Considérant que le résultat escompté ne peut être obtenu par d'autres moyens, notamment par le recours exclusif à des embryons humains ; que les modèles animaux, petits ou gros mammifères, et en particulier les modèles murins, comportent des divergences quant aux mécanismes mis en œuvre et qu'ils ne représentent pas une alternative pour ce type de recherche, compte tenu des questions scientifiques posées, dans la mesure où le projet envisage d'étudier l'analyse des effets de marques épigénétiques sur l'ADN et dans la chromatine des spermatozoïdes au cours de leur maturation sur l'expression des gènes dans l'embryon ;

Considérant que les locaux, matériels, équipements, procédés et techniques sont adaptés à l'activité de recherche envisagée ; que cette recherche sera effectuée dans des conditions permettant de garantir la sécurité des personnes exerçant une activité professionnelle sur le site, le respect des dispositions applicables en matière de protection de l'environnement, le respect des règles de sécurité sanitaire ainsi que la sécurité, la qualité et la traçabilité des embryons ; que les conditions matérielles de sécurité, de conservation, d'accès, de transferts, de locaux dédiés, de sécurisation desdits locaux, de désinfection, la qualité de l'ensemble des plateaux techniques sont parfaitement décrits et n'ont fait l'objet d'aucune réserve de la part de la mission d'inspection de l'Agence de la biomédecine ; que le laboratoire dispose des équipements nécessaires à la mise en œuvre de ce protocole de recherche dans des conditions optimales,

Décide :

Article 1

L'Institut national de la santé et de la recherche médicale (UMR 1064, centre hospitalier universitaire de Nantes) est autorisé à mettre en œuvre, dans les conditions décrites dans le dossier de demande d'autorisation, le protocole de recherche sur l'embryon humain ayant pour finalité l'étude de la programmation épigénétique du spermatozoïde pour la régulation de la transcription dans l'embryon.
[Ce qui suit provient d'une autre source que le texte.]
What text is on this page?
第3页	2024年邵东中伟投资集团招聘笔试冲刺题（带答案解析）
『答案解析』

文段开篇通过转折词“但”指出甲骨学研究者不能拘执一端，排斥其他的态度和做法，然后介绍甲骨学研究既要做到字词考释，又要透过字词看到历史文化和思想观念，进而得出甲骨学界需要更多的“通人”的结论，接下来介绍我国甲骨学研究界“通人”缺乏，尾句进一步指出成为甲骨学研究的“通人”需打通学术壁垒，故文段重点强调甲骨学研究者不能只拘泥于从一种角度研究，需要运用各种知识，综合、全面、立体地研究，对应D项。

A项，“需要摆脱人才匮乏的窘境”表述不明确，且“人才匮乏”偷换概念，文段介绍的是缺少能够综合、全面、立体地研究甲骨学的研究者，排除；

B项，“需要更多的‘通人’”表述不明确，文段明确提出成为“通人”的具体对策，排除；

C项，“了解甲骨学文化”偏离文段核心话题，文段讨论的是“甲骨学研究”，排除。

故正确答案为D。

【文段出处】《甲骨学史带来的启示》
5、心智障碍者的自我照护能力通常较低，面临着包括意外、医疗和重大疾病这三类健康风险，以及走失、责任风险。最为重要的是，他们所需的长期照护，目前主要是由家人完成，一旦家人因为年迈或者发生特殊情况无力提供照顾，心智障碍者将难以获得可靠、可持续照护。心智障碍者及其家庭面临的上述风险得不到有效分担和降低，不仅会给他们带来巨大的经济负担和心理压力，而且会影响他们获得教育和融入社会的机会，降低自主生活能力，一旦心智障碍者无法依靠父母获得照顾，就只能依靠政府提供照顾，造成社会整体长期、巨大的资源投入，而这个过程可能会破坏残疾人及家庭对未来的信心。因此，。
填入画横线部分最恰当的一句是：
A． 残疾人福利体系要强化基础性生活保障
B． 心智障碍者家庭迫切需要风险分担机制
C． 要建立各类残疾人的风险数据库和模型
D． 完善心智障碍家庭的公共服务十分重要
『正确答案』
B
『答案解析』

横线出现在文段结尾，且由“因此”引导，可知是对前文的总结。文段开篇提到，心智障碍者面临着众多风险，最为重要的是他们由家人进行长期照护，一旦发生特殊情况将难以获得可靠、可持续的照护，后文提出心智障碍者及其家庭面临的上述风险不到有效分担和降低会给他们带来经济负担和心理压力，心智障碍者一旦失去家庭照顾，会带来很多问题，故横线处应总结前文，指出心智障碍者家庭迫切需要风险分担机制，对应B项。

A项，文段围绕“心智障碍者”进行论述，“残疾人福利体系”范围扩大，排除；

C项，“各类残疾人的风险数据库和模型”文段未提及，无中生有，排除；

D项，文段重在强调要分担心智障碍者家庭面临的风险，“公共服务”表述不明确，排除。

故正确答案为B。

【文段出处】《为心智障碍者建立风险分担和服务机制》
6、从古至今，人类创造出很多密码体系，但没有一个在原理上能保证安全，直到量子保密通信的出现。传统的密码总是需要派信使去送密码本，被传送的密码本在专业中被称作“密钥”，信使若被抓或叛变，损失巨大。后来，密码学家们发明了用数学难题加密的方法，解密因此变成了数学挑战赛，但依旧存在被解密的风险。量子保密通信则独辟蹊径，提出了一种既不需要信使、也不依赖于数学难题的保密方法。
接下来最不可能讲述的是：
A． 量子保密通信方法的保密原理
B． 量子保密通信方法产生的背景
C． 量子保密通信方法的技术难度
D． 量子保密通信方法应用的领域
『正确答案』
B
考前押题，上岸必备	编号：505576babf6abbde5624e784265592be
Ces recherches sont placées sous la responsabilité de Monsieur Thomas Fréour.

Article 2

La présente autorisation est accordée pour une durée de cinq ans. Elle peut être suspendue à tout moment pour une durée maximale de trois mois, en cas de violation des dispositions législatives ou réglementaires, par le directeur général de l'Agence de la biomédecine. L'autorisation peut également être retirée, selon les modalités prévues par les dispositions du code de la santé publique susvisées.

Article 3

Toute modification des éléments figurant dans le dossier de demande d'autorisation doit être portée à la connaissance du directeur général de l'Agence de la biomédecine.

Article 4

Le directeur général adjoint chargé des ressources de l'Agence de la biomédecine est chargé de l'exécution de la présente décision, qui sera publiée au Journal officiel de la République française.